FIG. 1 is a perspective view to show a body of an automobile. The body of an automobile includes various structural members. For example, when an automobile is subjected to a side collision, an injury value of an occupant largely depends on deformation behaviors of a center pillar 1, a side sill 2, and a roof rail 3 among the structural members. The center pillar 1 is disposed in an upright orientation at each of both sides of the body. The side sill 2 is connected to a lower end of the center pillar 1. The roof rail 3 is connected to an upper end of the center pillar 1. The side sill 2 and the roof rail 3 extend in the fore-and-aft direction of the body.

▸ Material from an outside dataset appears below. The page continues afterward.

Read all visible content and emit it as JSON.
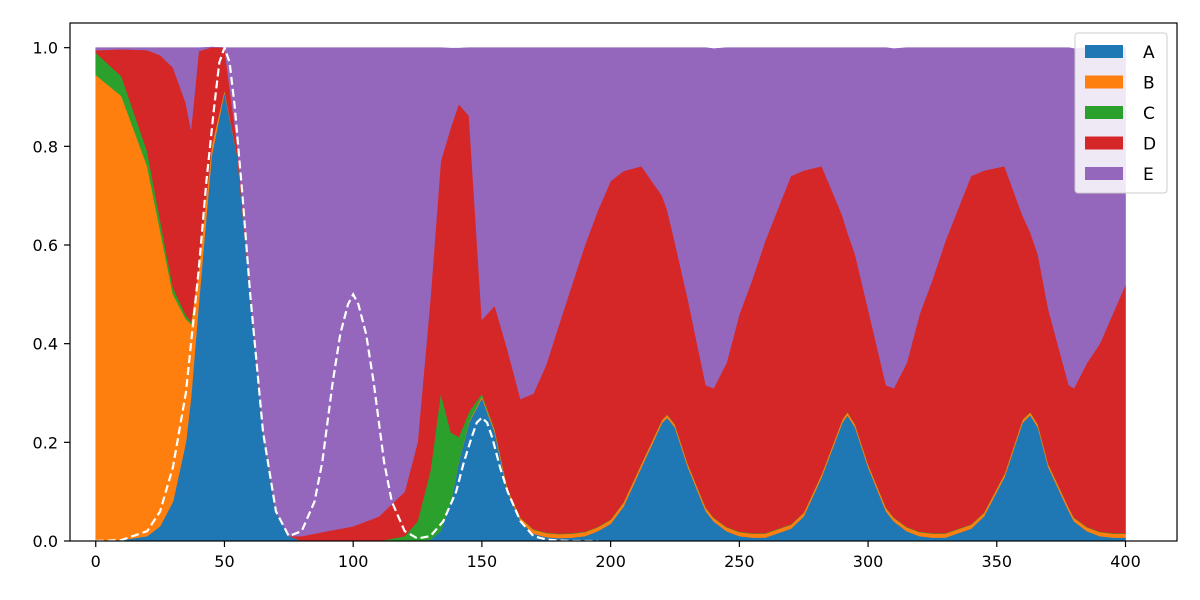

In the development of an automobile, it is essential to evaluate the performance of structural members against side collision. In general, automobile manufacturers fabricate a proto-type vehicle and performs a side collision test by using the proto-type vehicle (hereafter, also referred to as a “real-vehicle test”) to evaluate the performance of the structural members. However, such a proto-type vehicle is costly, and the fabrication time of the proto-type vehicle is long. For that reason, chances of performing such evaluation by a real-vehicle test are limited. Moreover, when a problem occurs in the performance of a structural member in a real-vehicle test, it becomes necessary to fabricate another proto-type vehicle of a modified design and perform the real-vehicle test again, causing the automobile development to be delayed. Particularly, since the period of automobile development has been shortened in recent years, it is difficult to perform real-vehicle tests at many conditions. Therefore, it is also not easy to adopt a new material, a new structure, and like for the structural members.
Further, it is difficult for material manufacturers (for example, steel manufacturers), parts manufacturers, and the like other than automobile manufacturers to perform a real-vehicle test independently. This is because there are constraints in the preparation of proto-type vehicles, the construction of real-vehicle test facilities, and the like. For that reason, it is very difficult for a manufacturer of starting material, a manufacturer of parts, or the like to evaluate the collision performance of its own product.
Therefore, it is particularly desirable to perform a collision test by using a single structural member without performing a real-vehicle test which uses a proto-type vehicle, as a technique for evaluating the performance of a structural member against side collision.
For example, Japanese Patent Publication No. 4902027 (Patent Literature 1) discloses a technique of selecting a structural member which has a large contribution to absorption of collision energy, and evaluating the collision performance of this single structural member. It is described that the technique of Patent Literature 1 makes it possible to accurately evaluate performance by performing a collision test using, as a test sample, a center pillar or the like, which undergoes bending deformation during a side collision without fabricating a proto-type vehicle.
FIG. 2 is a side view to show a collision test apparatus disclosed in Patent Literature 1. As shown in FIG. 2, in a collision test of Patent Literature 1, a center pillar assembly 5 among structural members is used as the test sample. The center pillar assembly 5 includes a pillar part 5a, a lower horizontal part 5b which extends from a lower end of the pillar part 5a in a fore-and-aft direction, and an upper horizontal part 5c which extends from an upper end of the pillar part 5a in the fore-and-aft direction. The center pillar assembly 5 is supported at a total of four portions including the front end and rear end of the lower horizontal part 5b and the front end and rear end of the upper horizontal part 5c via a flywheel 104, respectively. During the collision test, an impact is applied to the pillar part 5a by an impactor 17 which moves in the horizontal direction. The flywheel 104 serves to simulate deformation resistance of the side sill 2 and the roof rail 3 when subjected to an impact load, and reproduces deformation behavior of the center pillar 1 similar to that in a real-vehicle test.
In reality, however, upon a side collision in a real-vehicle test, the side sill 2 and the roof rail 3 undergo torsional deformation and bending deformation at the same time as the pillar part 5a undergoes bending deformation. In other words, the side sill 2 and the roof rail 3 undergo plastic deformation. In this respect, in the technique of Patent Literature 1, the flywheel 104 which simulates the side sill 2 and the roof rail 3 allows rotation and does not undergo plastic deformation. For that reason, there is a risk that results obtained from the collision test of Patent Literature 1 deviate from results of a real-vehicle test.
Moreover, the technique of Patent Literature 1 is laborious in assembling the center pillar assembly 5 to the test apparatus. Further, during a collision test of Patent Literature 1, the deformation behavior of the pillar part 5a is observed by a camera (not shown). In that occasion, the flywheel 104 hinders the photographing by the camera.